The Company and certain of its present and former executive officers were named as defendants in certain investor actions, filed in the State Court of Fulton County of the State of Georgia on April 22, 2021 and April 23, 2021. The claims alleged include fraud, negligent misrepresentation, violations of the Georgia Securities Act, and violations of the Georgia Racketeering and Corrupt Organizations statute. Plaintiffs in the investor actions seek compensatory and punitive damages. On October 5, 2021, the investor actions were transferred by the State Court of Fulton County to the Metro Atlanta Business Case Division. On October 4, 2023, plaintiffs filed amended complaints in the remaining four investor actions. On April 12, 2024, the Company and the individual defendants filed motions for summary judgment in each investor action. The Company believes the claims are without merit and intends to vigorously defend against the claims in these actions.

The Company and certain of its executive officers and directors were named as defendants in certain derivative actions filed in the United States District Court for the Northern District of Georgia on May 18, 2020 and August 6, 2020, respectively (the “NDGA Derivative Actions”), in the Superior Court of Gordon County of the State of Georgia on March 3, 2021 and July 12, 2021 (the “Georgia Derivative Actions”), and in the Delaware Court of Chancery on March 10, 2022 (the “Delaware Derivative Action”). The complaints allege that defendants breached their fiduciary duties to the Company by causing the Company to issue materially false and misleading statements. On December 20, 2023, plaintiffs in the NDGA Derivative Actions filed an amended complaint. On February 9, 2024, the Company and the individual defendants filed a motion to dismiss the amended complaint. The Company believes the claims are without merit and intends to vigorously defend against the claims.
General

The Company believes that adequate provisions for resolution of all contingencies, claims and pending litigation have been made for probable losses that are reasonably estimable. These contingencies are subject to significant uncertainties and the Company is unable to estimate the amount or range of loss, if any, in excess of amounts accrued. The Company does not believe that the ultimate outcome of these actions will have a material adverse effect on its financial condition but could have a material adverse effect on its results of operations, cash flows or liquidity in a given quarter or year.
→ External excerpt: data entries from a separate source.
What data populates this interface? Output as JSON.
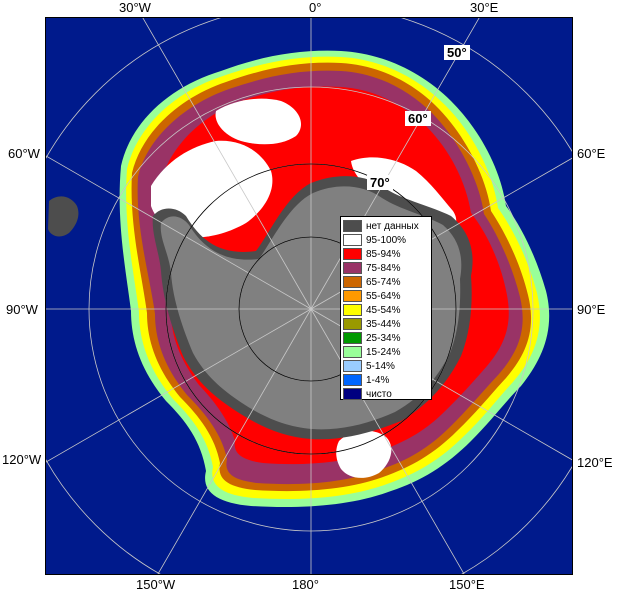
{
  "map": {
    "colors": {
      "ocean": "#001a8c",
      "land_dark": "#4d4d4d",
      "land_grey": "#808080",
      "grid": "#c8c8c8",
      "grid_dark": "#000000"
    },
    "longitude_labels": {
      "top": [
        "30°W",
        "0°",
        "30°E"
      ],
      "left": [
        "60°W",
        "90°W",
        "120°W"
      ],
      "right": [
        "60°E",
        "90°E",
        "120°E"
      ],
      "bottom": [
        "150°W",
        "180°",
        "150°E"
      ]
    },
    "latitude_labels": [
      "50°",
      "60°",
      "70°"
    ]
  },
  "legend": {
    "items": [
      {
        "label": "нет данных",
        "color": "#4d4d4d"
      },
      {
        "label": "95-100%",
        "color": "#ffffff"
      },
      {
        "label": "85-94%",
        "color": "#ff0000"
      },
      {
        "label": "75-84%",
        "color": "#993366"
      },
      {
        "label": "65-74%",
        "color": "#cc6600"
      },
      {
        "label": "55-64%",
        "color": "#ff9900"
      },
      {
        "label": "45-54%",
        "color": "#ffff00"
      },
      {
        "label": "35-44%",
        "color": "#999900"
      },
      {
        "label": "25-34%",
        "color": "#009900"
      },
      {
        "label": "15-24%",
        "color": "#99ff99"
      },
      {
        "label": "5-14%",
        "color": "#99ccff"
      },
      {
        "label": "1-4%",
        "color": "#0066ff"
      },
      {
        "label": "чисто",
        "color": "#000080"
      }
    ]
  }
}
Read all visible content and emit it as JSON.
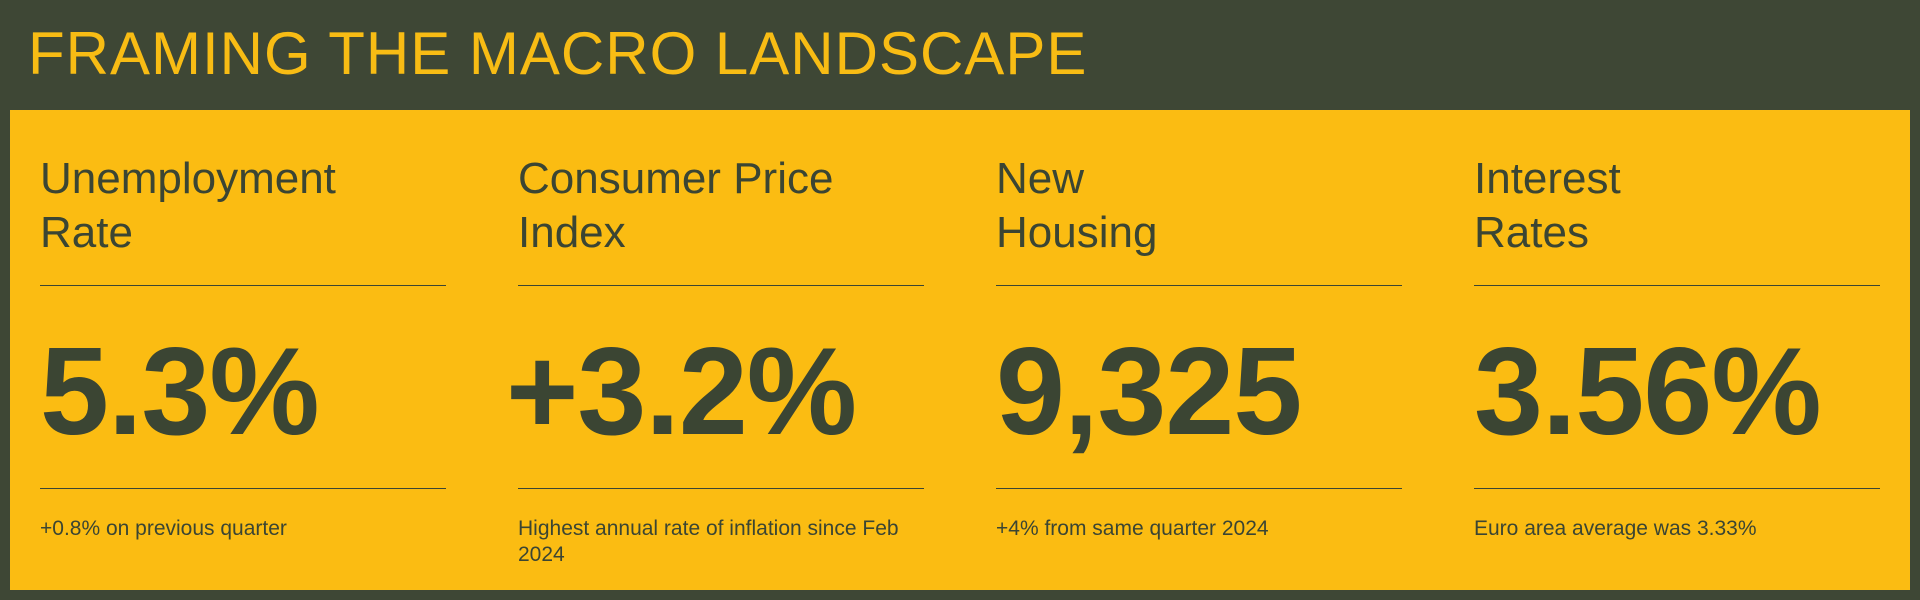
{
  "header": {
    "title": "FRAMING THE MACRO LANDSCAPE"
  },
  "stats": [
    {
      "label": "Unemployment\nRate",
      "value": "5.3%",
      "note": "+0.8% on previous quarter"
    },
    {
      "label": "Consumer Price\nIndex",
      "value": "+3.2%",
      "note": "Highest annual rate of inflation since Feb 2024"
    },
    {
      "label": "New\nHousing",
      "value": "9,325",
      "note": "+4% from same quarter 2024"
    },
    {
      "label": "Interest\nRates",
      "value": "3.56%",
      "note": "Euro area average was 3.33%"
    }
  ],
  "colors": {
    "background": "#3e4735",
    "accent": "#fbbc12",
    "text_dark": "#3b4533"
  }
}
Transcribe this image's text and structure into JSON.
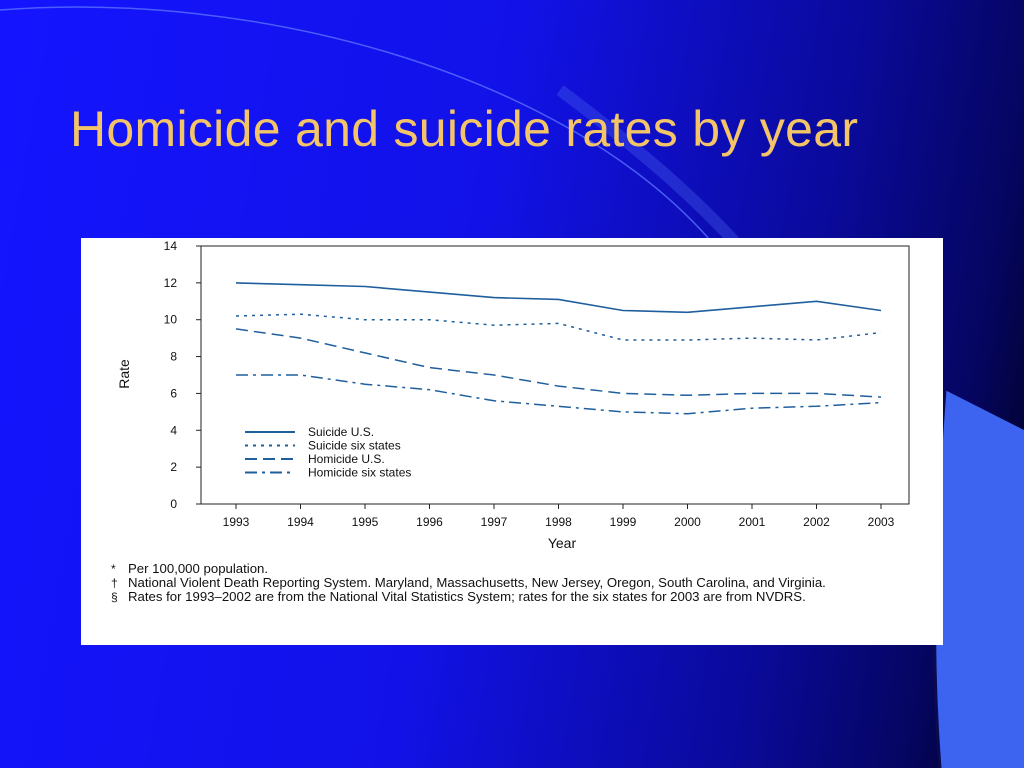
{
  "slide": {
    "title": "Homicide and suicide rates by year",
    "background_color": "#1414ff",
    "title_color": "#f4c468"
  },
  "chart_data": {
    "type": "line",
    "title": "",
    "xlabel": "Year",
    "ylabel": "Rate",
    "categories": [
      "1993",
      "1994",
      "1995",
      "1996",
      "1997",
      "1998",
      "1999",
      "2000",
      "2001",
      "2002",
      "2003"
    ],
    "ylim": [
      0,
      14
    ],
    "yticks": [
      0,
      2,
      4,
      6,
      8,
      10,
      12,
      14
    ],
    "grid": false,
    "legend_position": "lower-left",
    "series": [
      {
        "name": "Suicide U.S.",
        "style": "solid",
        "values": [
          12.0,
          11.9,
          11.8,
          11.5,
          11.2,
          11.1,
          10.5,
          10.4,
          10.7,
          11.0,
          10.5
        ]
      },
      {
        "name": "Suicide six states",
        "style": "dotted",
        "values": [
          10.2,
          10.3,
          10.0,
          10.0,
          9.7,
          9.8,
          8.9,
          8.9,
          9.0,
          8.9,
          9.3
        ]
      },
      {
        "name": "Homicide U.S.",
        "style": "dashed",
        "values": [
          9.5,
          9.0,
          8.2,
          7.4,
          7.0,
          6.4,
          6.0,
          5.9,
          6.0,
          6.0,
          5.8
        ]
      },
      {
        "name": "Homicide six states",
        "style": "dashdot",
        "values": [
          7.0,
          7.0,
          6.5,
          6.2,
          5.6,
          5.3,
          5.0,
          4.9,
          5.2,
          5.3,
          5.5
        ]
      }
    ],
    "line_color": "#1f5f9e",
    "footnotes": [
      {
        "mark": "*",
        "text": "Per 100,000 population."
      },
      {
        "mark": "†",
        "text": "National Violent Death Reporting System. Maryland, Massachusetts, New Jersey, Oregon, South Carolina, and Virginia."
      },
      {
        "mark": "§",
        "text": "Rates for 1993–2002 are from the National Vital Statistics System; rates for the six states for 2003 are from NVDRS."
      }
    ]
  }
}
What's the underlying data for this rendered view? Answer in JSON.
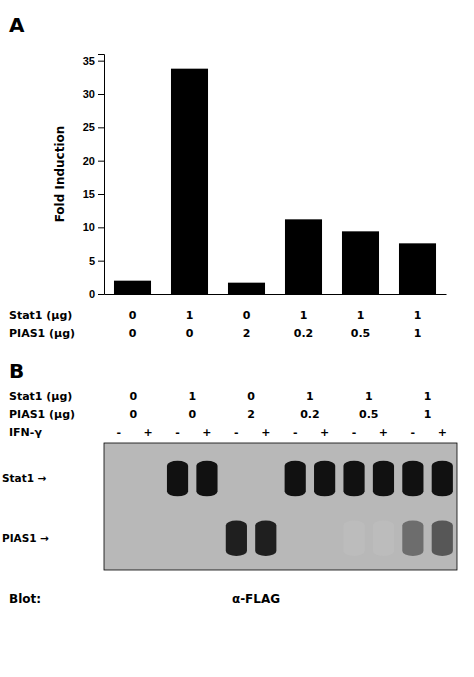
{
  "chart_data": [
    {
      "type": "bar",
      "title": "A",
      "ylabel": "Fold Induction",
      "categories": [
        null,
        null,
        null,
        null,
        null,
        null
      ],
      "values": [
        2.0,
        33.8,
        1.7,
        11.2,
        9.4,
        7.6
      ],
      "color": "#000000",
      "ylim": [
        0,
        36
      ],
      "yticks": [
        0,
        5,
        10,
        15,
        20,
        25,
        30,
        35
      ],
      "table": [
        {
          "name": "Stat1 (μg)",
          "values": [
            "0",
            "1",
            "0",
            "1",
            "1",
            "1"
          ]
        },
        {
          "name": "PIAS1 (μg)",
          "values": [
            "0",
            "0",
            "2",
            "0.2",
            "0.5",
            "1"
          ]
        }
      ]
    },
    {
      "type": "blot",
      "title": "B",
      "table": [
        {
          "name": "Stat1 (μg)",
          "values": [
            "0",
            "1",
            "0",
            "1",
            "1",
            "1"
          ]
        },
        {
          "name": "PIAS1 (μg)",
          "values": [
            "0",
            "0",
            "2",
            "0.2",
            "0.5",
            "1"
          ]
        },
        {
          "name": "IFN-γ",
          "values": [
            "-",
            "+",
            "-",
            "+",
            "-",
            "+",
            "-",
            "+",
            "-",
            "+",
            "-",
            "+"
          ]
        }
      ],
      "series": [
        {
          "name": "Stat1 →",
          "color": "#111111",
          "values": [
            0,
            0,
            1,
            1,
            0,
            0,
            1,
            1,
            1,
            1,
            1,
            1
          ]
        },
        {
          "name": "PIAS1 →",
          "values": [
            0,
            0,
            0,
            0,
            1,
            1,
            0,
            0,
            1,
            1,
            1,
            1
          ],
          "intensity": [
            0,
            0,
            0,
            0,
            1.0,
            1.0,
            0,
            0,
            0.3,
            0.3,
            0.65,
            0.75
          ]
        }
      ],
      "color": "#b8b8b8",
      "annotations": [
        "Blot:",
        "α-FLAG"
      ]
    }
  ]
}
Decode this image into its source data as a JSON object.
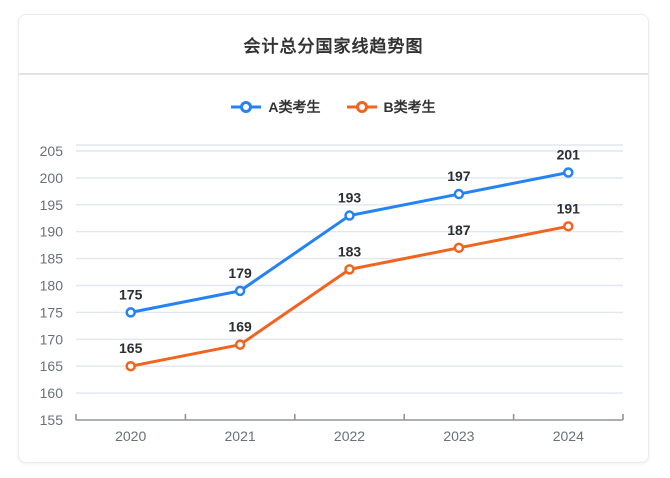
{
  "header": {
    "title": "会计总分国家线趋势图"
  },
  "chart_data": {
    "type": "line",
    "title": "会计总分国家线趋势图",
    "categories": [
      "2020",
      "2021",
      "2022",
      "2023",
      "2024"
    ],
    "series": [
      {
        "name": "A类考生",
        "color": "#2383f2",
        "values": [
          175,
          179,
          193,
          197,
          201
        ]
      },
      {
        "name": "B类考生",
        "color": "#f0641f",
        "values": [
          165,
          169,
          183,
          187,
          191
        ]
      }
    ],
    "yticks": [
      155,
      160,
      165,
      170,
      175,
      180,
      185,
      190,
      195,
      200,
      205
    ],
    "ylim": [
      155,
      206
    ],
    "grid": true,
    "legend_position": "top",
    "xlabel": "",
    "ylabel": "",
    "marker": "hollow-circle",
    "data_labels_shown": true
  },
  "colors": {
    "grid_line": "#e1e6f0",
    "axis_line": "#8e939e",
    "tick_label": "#6a7078",
    "data_label": "#2b2e33",
    "legend_text": "#333333",
    "card_border": "#ebebeb",
    "divider": "#e2e2e2",
    "title_text": "#333333",
    "background": "#ffffff"
  }
}
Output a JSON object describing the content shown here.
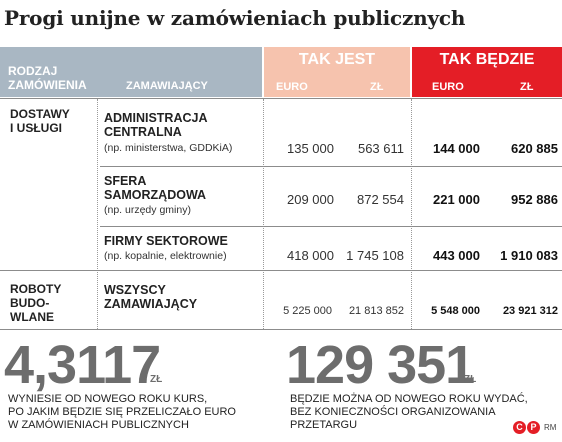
{
  "title": "Progi unijne w zamówieniach publicznych",
  "header": {
    "col_type": "RODZAJ\nZAMÓWIENIA",
    "col_buyer": "ZAMAWIAJĄCY",
    "now": "TAK JEST",
    "future": "TAK BĘDZIE",
    "euro": "EURO",
    "zl": "ZŁ"
  },
  "rows": [
    {
      "category": "DOSTAWY\nI USŁUGI",
      "buyer": "ADMINISTRACJA\nCENTRALNA",
      "note": "(np. ministerstwa, GDDKiA)",
      "now_euro": "135 000",
      "now_zl": "563 611",
      "new_euro": "144 000",
      "new_zl": "620 885"
    },
    {
      "category": "",
      "buyer": "SFERA\nSAMORZĄDOWA",
      "note": "(np. urzędy gminy)",
      "now_euro": "209 000",
      "now_zl": "872 554",
      "new_euro": "221 000",
      "new_zl": "952 886"
    },
    {
      "category": "",
      "buyer": "FIRMY SEKTOROWE",
      "note": "(np. kopalnie, elektrownie)",
      "now_euro": "418 000",
      "now_zl": "1 745 108",
      "new_euro": "443 000",
      "new_zl": "1 910 083"
    },
    {
      "category": "ROBOTY\nBUDO-\nWLANE",
      "buyer": "WSZYSCY\nZAMAWIAJĄCY",
      "note": "",
      "now_euro": "5 225 000",
      "now_zl": "21 813 852",
      "new_euro": "5 548 000",
      "new_zl": "23 921 312"
    }
  ],
  "facts": [
    {
      "value": "4,3117",
      "unit": "ZŁ",
      "caption": "WYNIESIE OD NOWEGO ROKU KURS,\nPO JAKIM BĘDZIE SIĘ PRZELICZAŁO EURO\nW ZAMÓWIENIACH PUBLICZNYCH"
    },
    {
      "value": "129 351",
      "unit": "ZŁ",
      "caption": "BĘDZIE MOŻNA OD NOWEGO ROKU WYDAĆ,\nBEZ KONIECZNOŚCI ORGANIZOWANIA\nPRZETARGU"
    }
  ],
  "credit": {
    "mark1": "C",
    "mark2": "P",
    "text": "RM",
    "brand_color": "#e41e26"
  }
}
The Company is subject to various federal, state, local and foreign environmental health and safety laws and regulations, including those governing air emissions, wastewater discharges, the use, storage, treatment, recycling and disposal of solid and hazardous materials and finished product, and the cleanup of contamination associated therewith. Because of the nature of the Company’s business, the Company has incurred, and will continue to incur, costs relating to compliance with such laws and regulations. The Company is involved in various proceedings relating to environmental matters and is currently engaged in environmental investigation, remediation and post-closure care programs at certain sites. The Company has provided accruals for such activities that it has determined to be both probable and reasonably estimable. The Company does not expect that the ultimate liability with respect to such activities will have a material adverse effect on its financial condition but acknowledges that it could have a material adverse effect on its results of operations, cash flows or liquidity in a given quarter or year.